Asphaltene deposition during oil production may partially or totally plug the wellbore, and results in significant reduction in well production and frequent asphaltene remediation jobs. It is well-known that injection of lighter hydrocarbons into an asphaltic oil (e.g. during gas lift) may decrease the stability of asphaltene particles in the solution and increase the risk of asphaltene precipitation and deposition. Although a great deal of research has investigated the effect of gas injection on the phase behavior and mechanism of asphaltene deposition in the wellbore, we lack a comprehensive dynamic model that can track the behavior of asphaltene during gas lift process. Therefore, a comprehensive model is required for evaluating the risk of gas lift on asphaltene deposition in production wells. This paper presents a comprehensive thermal compositional wellbore model with the capability to model asphaltene phase behavior during gas lift and determine the effect of the injected gas on asphaltene deposition in the wellbore.
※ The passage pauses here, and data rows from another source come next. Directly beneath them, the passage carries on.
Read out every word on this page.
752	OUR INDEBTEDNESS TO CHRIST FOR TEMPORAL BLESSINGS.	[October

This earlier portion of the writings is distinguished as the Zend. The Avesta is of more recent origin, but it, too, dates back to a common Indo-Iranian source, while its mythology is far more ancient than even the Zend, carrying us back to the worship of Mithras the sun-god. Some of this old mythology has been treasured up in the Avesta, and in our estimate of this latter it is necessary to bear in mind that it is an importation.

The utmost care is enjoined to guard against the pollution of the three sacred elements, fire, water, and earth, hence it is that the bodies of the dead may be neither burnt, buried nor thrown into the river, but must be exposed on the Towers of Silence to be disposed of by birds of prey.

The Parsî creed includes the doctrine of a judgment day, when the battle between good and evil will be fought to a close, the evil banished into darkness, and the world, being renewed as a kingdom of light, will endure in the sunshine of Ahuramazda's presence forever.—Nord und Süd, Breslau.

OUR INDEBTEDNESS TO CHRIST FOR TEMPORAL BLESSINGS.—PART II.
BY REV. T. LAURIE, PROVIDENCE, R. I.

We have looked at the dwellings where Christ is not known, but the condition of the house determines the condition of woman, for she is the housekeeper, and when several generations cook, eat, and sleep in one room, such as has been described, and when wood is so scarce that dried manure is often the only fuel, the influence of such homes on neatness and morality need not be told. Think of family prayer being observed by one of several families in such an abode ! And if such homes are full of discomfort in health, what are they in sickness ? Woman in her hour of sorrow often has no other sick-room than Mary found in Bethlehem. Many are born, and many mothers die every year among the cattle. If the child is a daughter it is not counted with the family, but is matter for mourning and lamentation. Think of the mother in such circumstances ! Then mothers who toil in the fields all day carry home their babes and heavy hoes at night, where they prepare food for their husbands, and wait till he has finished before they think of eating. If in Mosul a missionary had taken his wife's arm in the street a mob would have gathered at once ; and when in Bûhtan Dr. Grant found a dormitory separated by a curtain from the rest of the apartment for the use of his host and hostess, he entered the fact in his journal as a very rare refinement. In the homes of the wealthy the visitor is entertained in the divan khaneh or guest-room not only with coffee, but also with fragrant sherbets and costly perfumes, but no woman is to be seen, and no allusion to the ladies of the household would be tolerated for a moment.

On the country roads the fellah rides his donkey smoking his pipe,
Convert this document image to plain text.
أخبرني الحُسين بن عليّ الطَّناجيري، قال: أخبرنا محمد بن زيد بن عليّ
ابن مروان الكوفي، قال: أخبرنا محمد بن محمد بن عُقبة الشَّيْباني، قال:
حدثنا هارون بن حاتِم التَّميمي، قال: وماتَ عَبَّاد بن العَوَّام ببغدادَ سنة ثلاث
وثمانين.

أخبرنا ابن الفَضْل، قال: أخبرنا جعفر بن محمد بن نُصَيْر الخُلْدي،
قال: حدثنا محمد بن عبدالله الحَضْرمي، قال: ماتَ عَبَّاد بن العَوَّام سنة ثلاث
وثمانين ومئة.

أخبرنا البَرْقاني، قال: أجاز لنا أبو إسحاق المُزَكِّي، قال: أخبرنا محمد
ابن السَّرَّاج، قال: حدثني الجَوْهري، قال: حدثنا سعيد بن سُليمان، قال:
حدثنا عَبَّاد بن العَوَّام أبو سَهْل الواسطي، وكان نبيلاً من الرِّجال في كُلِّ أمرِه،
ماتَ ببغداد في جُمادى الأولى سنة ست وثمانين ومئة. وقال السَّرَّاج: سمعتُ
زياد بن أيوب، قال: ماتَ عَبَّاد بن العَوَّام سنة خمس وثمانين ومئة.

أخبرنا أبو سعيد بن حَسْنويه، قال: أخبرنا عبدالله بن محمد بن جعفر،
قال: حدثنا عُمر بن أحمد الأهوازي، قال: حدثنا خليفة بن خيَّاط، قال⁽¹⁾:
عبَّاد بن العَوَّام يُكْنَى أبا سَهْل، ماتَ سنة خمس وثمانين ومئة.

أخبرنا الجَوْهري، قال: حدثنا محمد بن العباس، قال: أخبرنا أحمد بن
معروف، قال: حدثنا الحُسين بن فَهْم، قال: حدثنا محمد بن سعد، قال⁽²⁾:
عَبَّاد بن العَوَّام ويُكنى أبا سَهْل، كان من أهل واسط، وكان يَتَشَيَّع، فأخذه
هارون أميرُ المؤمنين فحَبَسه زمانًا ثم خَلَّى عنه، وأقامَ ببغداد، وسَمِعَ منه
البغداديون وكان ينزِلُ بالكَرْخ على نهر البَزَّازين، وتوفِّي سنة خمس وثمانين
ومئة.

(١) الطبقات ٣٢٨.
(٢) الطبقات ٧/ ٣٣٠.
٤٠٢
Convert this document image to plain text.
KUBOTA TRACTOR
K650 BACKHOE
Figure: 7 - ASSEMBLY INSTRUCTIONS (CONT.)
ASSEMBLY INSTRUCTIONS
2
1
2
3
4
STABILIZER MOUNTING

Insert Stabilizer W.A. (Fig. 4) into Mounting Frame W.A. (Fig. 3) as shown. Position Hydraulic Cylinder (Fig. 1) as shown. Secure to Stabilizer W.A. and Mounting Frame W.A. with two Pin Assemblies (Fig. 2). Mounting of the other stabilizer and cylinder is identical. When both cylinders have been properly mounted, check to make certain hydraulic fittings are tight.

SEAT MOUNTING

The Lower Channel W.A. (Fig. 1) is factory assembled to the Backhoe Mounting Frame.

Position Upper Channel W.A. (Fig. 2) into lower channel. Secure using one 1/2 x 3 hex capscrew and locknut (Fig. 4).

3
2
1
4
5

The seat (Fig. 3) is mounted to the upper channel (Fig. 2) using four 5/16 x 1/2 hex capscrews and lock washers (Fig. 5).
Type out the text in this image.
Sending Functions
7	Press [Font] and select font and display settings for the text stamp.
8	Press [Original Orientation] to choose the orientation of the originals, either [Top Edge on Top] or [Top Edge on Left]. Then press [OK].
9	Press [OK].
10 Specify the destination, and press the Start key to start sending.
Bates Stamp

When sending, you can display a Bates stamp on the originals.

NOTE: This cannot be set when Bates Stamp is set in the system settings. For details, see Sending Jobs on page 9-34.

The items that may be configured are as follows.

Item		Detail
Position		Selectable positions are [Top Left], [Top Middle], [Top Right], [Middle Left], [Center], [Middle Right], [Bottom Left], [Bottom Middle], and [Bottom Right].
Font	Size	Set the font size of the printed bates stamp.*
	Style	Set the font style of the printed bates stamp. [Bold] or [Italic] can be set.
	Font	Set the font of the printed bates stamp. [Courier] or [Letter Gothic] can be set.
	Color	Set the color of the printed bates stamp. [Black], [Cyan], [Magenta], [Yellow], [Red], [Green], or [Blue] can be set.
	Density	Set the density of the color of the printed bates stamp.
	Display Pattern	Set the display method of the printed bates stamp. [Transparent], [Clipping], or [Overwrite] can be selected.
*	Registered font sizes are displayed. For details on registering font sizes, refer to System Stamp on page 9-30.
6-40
In the developed wellbore simulator, various numerical approaches are used to model multiphase flow in the wellbore. An equation of state was used to calculate the thermodynamic equilibrium conditions of the phases. In addition, several deposition mechanisms were incorporated to study the transportation, entrainment, and deposition of solid particles in the wellbore. Various case studies investigated the effect of gas lift on asphaltene deposition. To predict where and when the most severe damage would occur in the wellbore, we used field data of a Middle East crude oil and an injection gas. The results showed that the injection of light gas composition can negatively affect the production facilities by intensifying asphaltene precipitation in the well, which eventually results in significant reduction in the wellbore production. We believe that this comprehensive thermal compositional wellbore model can facilitate the design of work-over operation plans for asphaltic wells operating under gas lift.